You know that feeling when everything is so terrifying and uncomfortable that one day you find yourself shaking in your room like a rescue pug, eating nachos that arrived cold, deciding on a new and inventive way to call in sick because what good is a steady paycheck anyway if it means having to leave the warm embrace of your Ikea bed and a Klonopin?

Okay, maybe you don’t know that exact feeling. But have you ever been crushed by depression or anxiety until it halted your daily routine so much you eventually had to ‘do something’ about it? If not, and you’ve had a blissful existence thus far, please read on (and share with us your secret coping mechanisms). If the above scenario sounds even a bit familiar, please definitely read on.

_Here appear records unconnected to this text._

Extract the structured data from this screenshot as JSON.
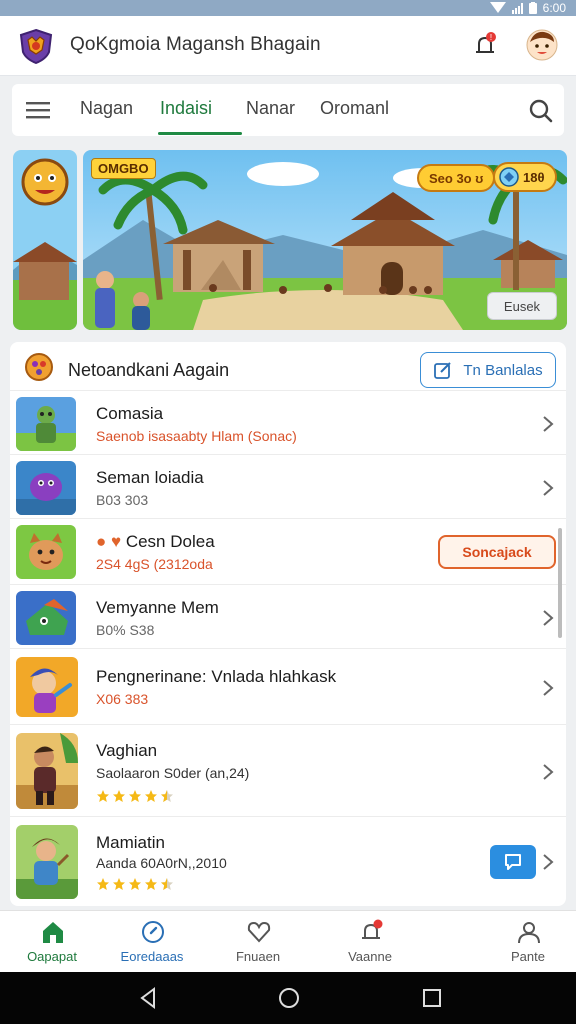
{
  "status_bar": {
    "time": "6:00"
  },
  "app_bar": {
    "title": "QoKgmoia Magansh Bhagain"
  },
  "tabs": [
    {
      "label": "Nagan",
      "active": false
    },
    {
      "label": "Indaisi",
      "active": true
    },
    {
      "label": "Nanar",
      "active": false
    },
    {
      "label": "Oromanl",
      "active": false
    }
  ],
  "banner": {
    "badge": "OMGBO",
    "pill_left": "Seo 3o ʊ",
    "pill_right": "18θ",
    "button": "Eusek"
  },
  "section": {
    "title": "Netoandkani Aagain",
    "button": "Tn Banlalas"
  },
  "rows": [
    {
      "title": "Comasia",
      "subtitle": "Saenob isasaabty Hlam (Sonac)",
      "subtitle_color": "#d9532b"
    },
    {
      "title": "Seman loiadia",
      "subtitle": "B03 303"
    },
    {
      "title": "Cesn Dolea",
      "subtitle": "2S4 4gS (2312oda",
      "subtitle_color": "#d9532b",
      "action": "Soncajack"
    },
    {
      "title": "Vemyanne Mem",
      "subtitle": "B0% S38"
    },
    {
      "title": "Pengnerinane: Vnlada hlahkask",
      "subtitle": "X06 383",
      "subtitle_color": "#d9532b"
    },
    {
      "title": "Vaghian",
      "subtitle": "Saolaaron S0der (an,24)",
      "rating": 4.5
    },
    {
      "title": "Mamiatin",
      "subtitle": "Aanda 60A0rN,,2010",
      "rating": 4.5
    }
  ],
  "bottom_nav": [
    {
      "label": "Oapapat",
      "icon": "home-icon"
    },
    {
      "label": "Eoredaaas",
      "icon": "compass-icon"
    },
    {
      "label": "Fnuaen",
      "icon": "heart-icon"
    },
    {
      "label": "Vaanne",
      "icon": "bell-icon"
    },
    {
      "label": "Pante",
      "icon": "profile-icon"
    }
  ],
  "colors": {
    "accent_green": "#1f7a3d",
    "accent_blue": "#2a6fb5",
    "accent_orange": "#e0642c",
    "star": "#f5b916"
  }
}
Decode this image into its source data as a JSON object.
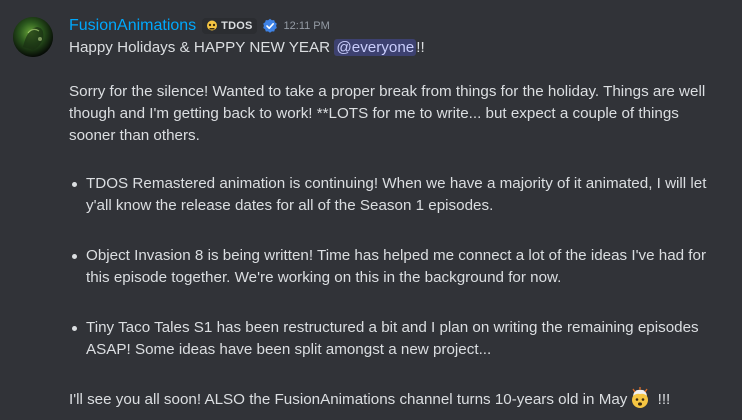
{
  "message": {
    "author": {
      "username": "FusionAnimations",
      "avatar_icon": "avatar-image",
      "tag_icon": "skull-emoji-icon",
      "tag_text": "TDOS",
      "verified_icon": "verified-check-icon",
      "color": "#00a8fc"
    },
    "timestamp": "12:11 PM",
    "greeting_text": "Happy Holidays & HAPPY NEW YEAR ",
    "mention": "@everyone",
    "greeting_end": "!!",
    "paragraph_1": "Sorry for the silence! Wanted to take a proper break from things for the holiday. Things are well though and I'm getting back to work! **LOTS for me to write... but expect a couple of things sooner than others.",
    "bullets": [
      "TDOS Remastered animation is continuing! When we have a majority of it animated, I will let y'all know the release dates for all of the Season 1 episodes.",
      "Object Invasion 8 is being written! Time has helped me connect a lot of the ideas I've had for this episode together. We're working on this in the background for now.",
      "Tiny Taco Tales S1 has been restructured a bit and I plan on writing the remaining episodes ASAP! Some ideas have been split amongst a new project..."
    ],
    "closing_text": "I'll see you all soon! ALSO the FusionAnimations channel turns 10-years old in May",
    "closing_emoji": "exploding-head-emoji-icon",
    "closing_end": " !!!"
  },
  "colors": {
    "background": "#313338",
    "text": "#dbdee1",
    "timestamp": "#949ba4",
    "mention_bg": "#3c4270",
    "mention_text": "#c9cdfb"
  }
}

Chances are that either you’ve been prescribed, recommended, or suggested an antidepressant. Maybe you have a friend or family member who has taken them. Maybe your primary care physician put you on them for anxiety only for you to become so blank that a guy at a sports bar named ‘Pizza’ told you you have no personality. This last part may be autobiographical. We’ll move past this.

These big-pharma tic-tacs are supposed to rewire your brain and help you get up and get excited about the free snacks in your fluorescently lit office and your two-day guaranteed shipping and your Instagrammable latte, but, sorry to break it to you, they don’t always work as expected.

Antidepressants work differently in every body. Taking them comes with an adjustment period. Similarly, quitting cold turkey (ahem, you’re not supposed to do that) will have adverse effects on each person. I had my three closest friends tell me that quitting their antidepressants out of the blue (seriously, don’t) made them experience everything from insomnia to weight shifts to suicidal tendencies. When I quit mine, I just felt more like myself again. The fact that four such similar millennial women could have such different experiences from the same drug fascinated me and with my friends’ halfhearted permission I knew this was a story I’d have to someday tell.

In Withdrawals we follow twenty-somethings Rosa, Quinn, Peggy and Bianca as they decide to re-evaluate their mental health choices after seeing their childhood pop icon Joany Almond overdose before taking the stage at her comeback concert in New York.

The friends’ separate journeys give us a peek into just some of the many potential side effects that can erupt when one stops taking antidepressants, with the goal of opening up a discourse about mental health and discussing both the pros and cons of inviting these drugs into your brain. Most importantly, the film aims to emphasize that everybody’s mental health needs are different and each person has to evaluate and decide what’s right for them… whether that be antidepressants, therapy or nachos.